Show me your fingers Do not shout out the answer, or your classmates will follow what you said. Use your fingers One finger (the right finger) = A Two fingers = B Three fingers = C Four fingers = D No finger = I don’t know. I didn’t study

What is the difference between discriminant analysis (DA) and cluster analysis (CA)? In DA the analyst needs to assign the number of clusters in advance while CA is entirely exploratory.. DA aims to assign observations into existing groups while CA is intended to discover new grouping patterns. DA starts with a centroid but CA can start anywhere. All of the above.

Which of the following statements is true? In normal mixtures the data must be categorical. In latent class analysis the data must be continuous. In K-mean clustering the data can be continuous and categorical. Two-step clustering accepts both continuous and categorical data.

Which of the following about DBSCAN is true? DBSCAN is available in SAS. K-mean clustering might fail to detect a string-like clustering pattern but DBSCAN can detect any shape of clustering. DBSCAN separates concentrated data from sparse data. All of the above.

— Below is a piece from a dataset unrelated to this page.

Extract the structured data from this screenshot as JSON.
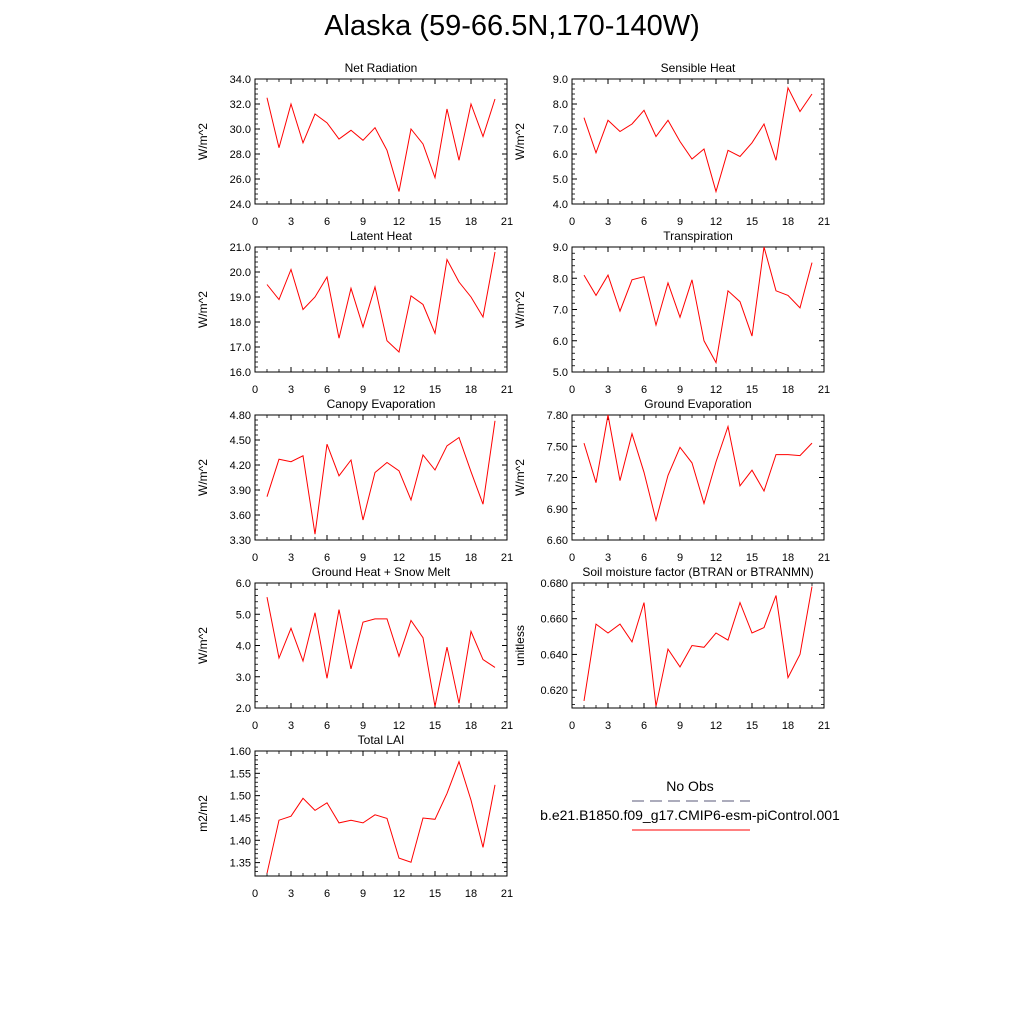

Which of the following about hierarchical clustering (HC) is true? HC can be top-down or bottom-up. HC and MDS can work hand in hand if the row items and the column items are the same in a symmetrical data matrix (e.g. R1 = C1, R2 = C2…etc.). Besides grouping observations into a few clusters for data reduction, HC can also be used for matching two individuals into a pair. All of the above

Which of the following about two-step clustering is true? In two-step clustering a pre-cluster is created in step 1. In two-step clustering if the model quality index is less than 0.5, then it is considered a poor model. Two-step clustering tends to create asymmetrical clusters. All of the above.

Which of the following about EFA and PCA is true? When the user requests factor analysis in SPSS, the default is PCA. PCA is a data reduction method that does not require any causal structure or theoretical justification. EFA can be used to confirm the factor structure. All of the above.

Which of the following statement about vector is true? A vector consists of scalars. A vector contains both the numeric and directional information. Vectors are used in the subject space. Eigenvectors visually depict eigenvalues. All of the above.

What of the following is true? A loading plot shows the relationship and the grouping patterns of variables, which are represented by vectors. The cosine of the angle between two vectors is the same as Pearson’s r. The biplot shows both the observations and the vectors. All of the above.

Which of the following statement about parallel analysis (PA) is true? PA is based on resampling (bootstrapping). PA with PCA tends to over-factoring. PA with EFA tends to under-factoring. PA can be run in SPSS only.